WE’RE into the second month of 2015 already and it seems the new year is carrying on where the old one left off: with plunging oil prices, a strengthening of the US dollar and sterling against the euro (which plummeted after the Swiss removed the cap on their euro exchange rate), and now Greece voting in the ‘far left’ Syriza party to renegotiate the EU bale-out.
The other big news is quantitative easing for the Eurozone, as announced by the European Central Bank, which will introduce €50 billion per month from March this year through 2016.
Is it any wonder that there is volatility in the markets? And yet, there is an air of optimism too, which has been missing for a few years now.
As we know, it is also general election year in the UK and Spain, so we can expect a lot of political spin on every piece of data that is released and it is likely to become increasingly difficult to sift the real news from the hot air.
The British economy is, however, growing well and even Spain is showing a fragile return to growth, all of which we hope will help to see unemployment reduce. We have already seen this in the UK, with unemployment now below 6%, employment at record levels and an increasing number of jobs available.
However, very low inflation and concerns about deflation conspire to keep interest rates lower for longer – good news for borrowers but not so good for savers, who are finding it increasingly difficult to find a safe home for their money that gives them a reasonable rate of return. This is likely to continue for some time yet.
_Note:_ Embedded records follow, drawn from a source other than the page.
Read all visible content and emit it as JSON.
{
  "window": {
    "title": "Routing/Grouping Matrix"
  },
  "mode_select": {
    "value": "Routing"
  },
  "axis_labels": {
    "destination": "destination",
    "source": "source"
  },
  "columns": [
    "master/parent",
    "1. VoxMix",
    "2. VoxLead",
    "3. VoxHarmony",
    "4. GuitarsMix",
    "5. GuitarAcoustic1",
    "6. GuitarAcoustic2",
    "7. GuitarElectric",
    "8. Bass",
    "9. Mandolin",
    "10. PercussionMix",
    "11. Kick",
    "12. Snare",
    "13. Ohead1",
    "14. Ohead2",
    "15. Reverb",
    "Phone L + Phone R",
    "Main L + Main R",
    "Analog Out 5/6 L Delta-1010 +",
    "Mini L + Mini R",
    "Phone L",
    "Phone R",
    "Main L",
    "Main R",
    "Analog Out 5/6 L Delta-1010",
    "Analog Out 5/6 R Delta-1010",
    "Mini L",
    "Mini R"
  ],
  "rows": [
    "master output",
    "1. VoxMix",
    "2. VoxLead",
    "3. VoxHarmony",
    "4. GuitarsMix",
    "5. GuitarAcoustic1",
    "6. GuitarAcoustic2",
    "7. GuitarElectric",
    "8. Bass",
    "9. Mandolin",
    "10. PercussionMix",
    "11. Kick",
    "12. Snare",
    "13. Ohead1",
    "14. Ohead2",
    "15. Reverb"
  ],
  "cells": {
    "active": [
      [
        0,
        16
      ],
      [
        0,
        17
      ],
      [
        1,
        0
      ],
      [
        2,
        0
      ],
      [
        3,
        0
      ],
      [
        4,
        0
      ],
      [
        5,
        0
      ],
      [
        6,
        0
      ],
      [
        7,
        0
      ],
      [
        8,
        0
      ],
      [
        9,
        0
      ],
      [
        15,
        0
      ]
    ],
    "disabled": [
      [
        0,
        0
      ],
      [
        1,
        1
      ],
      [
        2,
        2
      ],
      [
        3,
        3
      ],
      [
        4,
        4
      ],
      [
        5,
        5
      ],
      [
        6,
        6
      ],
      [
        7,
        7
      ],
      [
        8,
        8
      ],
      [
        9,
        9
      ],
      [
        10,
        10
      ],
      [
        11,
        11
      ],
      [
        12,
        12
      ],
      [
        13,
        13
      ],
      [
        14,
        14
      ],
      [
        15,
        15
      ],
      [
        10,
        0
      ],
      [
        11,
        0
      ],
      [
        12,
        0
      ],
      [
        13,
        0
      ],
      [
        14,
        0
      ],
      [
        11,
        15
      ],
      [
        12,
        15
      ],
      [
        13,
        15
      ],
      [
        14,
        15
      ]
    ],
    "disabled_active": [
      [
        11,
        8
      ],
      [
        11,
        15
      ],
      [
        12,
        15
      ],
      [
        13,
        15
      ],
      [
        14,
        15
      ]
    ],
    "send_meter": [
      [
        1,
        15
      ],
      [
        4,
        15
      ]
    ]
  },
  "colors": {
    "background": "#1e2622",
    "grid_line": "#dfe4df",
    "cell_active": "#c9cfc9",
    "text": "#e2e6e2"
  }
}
With the new government in Greece planning to abandon their previous austerity path, it will take some while to see how this may impact other parts of the EU, and in particular the Eurozone countries. Some commentators are already predicting that there will be a knock-on effect, with other countries perhaps contemplating the same thing, but only time will tell.
As always though, when markets are volatile, opportunities are created. In some ways, the thing that hampers fund managers the most is a flat market with little movement in values. Well, there can be no complaints in that regard right now, with lots of movement on a daily basis! But, of course, the skill and expertise can only be judged later when we see who the winners and losers are, as their decisions will be reflected in fund performance.
For the average investor, though, now is the time to look for track record and proven ability to manage money through turbulent markets over the longer term. Whilst it is fair to say that the smaller and more exotic funds offer the greatest potential, they are also typically higher-risk, so careful planning is needed more than ever.